The hissing and the now dense miasma of clay dust caused her to cough, forcing her to sit up.  Not smoke, dust.  The air was cloudy stucco dust. Two round lights on either side of the fireplace blanched the whole room. Connie squirmed out of the bag, tugging at her jeans and sweatshirt.  She stood by the wall furnace not remembering the instructions of left of right.  Was that the hissing, was it on? It was cool to the touch. She remembered she had only wanted to cold night air. Noises came from beyond the door. She bolted into the living room.

Larry, rubbing his eyes, came out of the front bedroom.  “What was that?”  Muffled sounds came from the outside, a crowd of sounds, of people yelling.  “We have to get out of here,” he said. She grabbed a throw and followed him through the kitchen into the cold night.  Dark figures with flashlights blinked around her like fireflies. The neighbors had the story.  They kept repeating it in the dark: a drunk woman had skidded on the turn near the house and plowed her truck into the prayer room, hitting the fireplace; her headlights provided the other worldly beams. A large voice, full of authority, filled the dark world. “Who was in that room?” “Me.” She shouted over their heads.  He cut his way through the neighbors and standing, a towering figure, said “Come with me.” At the side of the house, beyond the crushed pickup and ambulance, he pointed to a small gas line with his flashlight. “She hit that,” he said. “She missed the Main by two inches. If she had hit that, you and this house and the driver, who broke her leg, would have been blown to smithereens.”

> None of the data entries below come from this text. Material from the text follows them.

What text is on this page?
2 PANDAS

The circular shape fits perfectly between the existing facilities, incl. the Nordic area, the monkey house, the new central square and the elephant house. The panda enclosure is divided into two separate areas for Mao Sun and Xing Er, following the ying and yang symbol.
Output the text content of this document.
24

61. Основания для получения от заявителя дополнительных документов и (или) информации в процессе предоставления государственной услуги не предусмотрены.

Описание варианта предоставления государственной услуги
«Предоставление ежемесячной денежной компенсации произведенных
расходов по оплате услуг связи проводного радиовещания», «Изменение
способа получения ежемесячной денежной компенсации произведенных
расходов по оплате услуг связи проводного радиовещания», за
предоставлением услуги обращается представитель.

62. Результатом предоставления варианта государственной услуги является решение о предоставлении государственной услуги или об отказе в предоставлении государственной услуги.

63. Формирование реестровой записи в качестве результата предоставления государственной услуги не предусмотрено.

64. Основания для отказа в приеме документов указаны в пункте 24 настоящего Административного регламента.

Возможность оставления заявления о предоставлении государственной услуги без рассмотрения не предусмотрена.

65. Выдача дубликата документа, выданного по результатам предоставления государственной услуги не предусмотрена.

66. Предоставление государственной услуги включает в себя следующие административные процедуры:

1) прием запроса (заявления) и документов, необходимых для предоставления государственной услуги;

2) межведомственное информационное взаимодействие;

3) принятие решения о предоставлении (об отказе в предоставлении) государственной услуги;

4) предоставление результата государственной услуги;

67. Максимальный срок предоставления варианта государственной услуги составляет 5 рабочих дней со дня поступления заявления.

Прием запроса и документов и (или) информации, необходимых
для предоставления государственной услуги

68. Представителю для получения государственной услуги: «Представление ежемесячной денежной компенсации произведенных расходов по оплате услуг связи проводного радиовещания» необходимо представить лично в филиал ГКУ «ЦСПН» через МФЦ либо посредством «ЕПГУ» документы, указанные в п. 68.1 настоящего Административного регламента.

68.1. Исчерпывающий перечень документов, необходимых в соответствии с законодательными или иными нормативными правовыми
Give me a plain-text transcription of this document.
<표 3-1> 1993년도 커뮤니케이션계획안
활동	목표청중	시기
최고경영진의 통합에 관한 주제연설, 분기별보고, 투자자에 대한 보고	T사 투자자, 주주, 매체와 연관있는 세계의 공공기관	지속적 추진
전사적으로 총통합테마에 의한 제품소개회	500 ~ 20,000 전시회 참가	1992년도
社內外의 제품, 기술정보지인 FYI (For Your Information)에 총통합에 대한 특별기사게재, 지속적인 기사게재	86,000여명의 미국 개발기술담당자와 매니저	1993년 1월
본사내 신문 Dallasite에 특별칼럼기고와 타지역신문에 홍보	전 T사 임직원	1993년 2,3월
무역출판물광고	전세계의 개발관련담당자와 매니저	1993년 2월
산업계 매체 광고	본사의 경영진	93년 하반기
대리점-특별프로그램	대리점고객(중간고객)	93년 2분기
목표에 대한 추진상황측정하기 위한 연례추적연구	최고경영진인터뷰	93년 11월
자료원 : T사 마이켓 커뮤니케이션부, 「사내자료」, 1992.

Amazing words to hear under the starry sky of this new world.  Her coverlet did not stop her body shakes. “It’s safe now.,” her brother said. “We can go back as soon as they move the truck out. You can sleep in the other bedroom.”

“I am not going back in there,” she said, taking an unfamiliar stand. Another man spoke up. “That’s my place right on the hill. You can have the couch if you wish.” His house was lit up, a warm glow coming from the A frame. “Yes,” she said, without hesitation, already forgetting his name. He gave her blankets, a pillow and water. He also gave her small pimento cheese sandwich. It sat in her mouth like a wafer at communion.  She entered a new kind of sacred space.  Her taste buds signaled to her that finally her body was coming awake.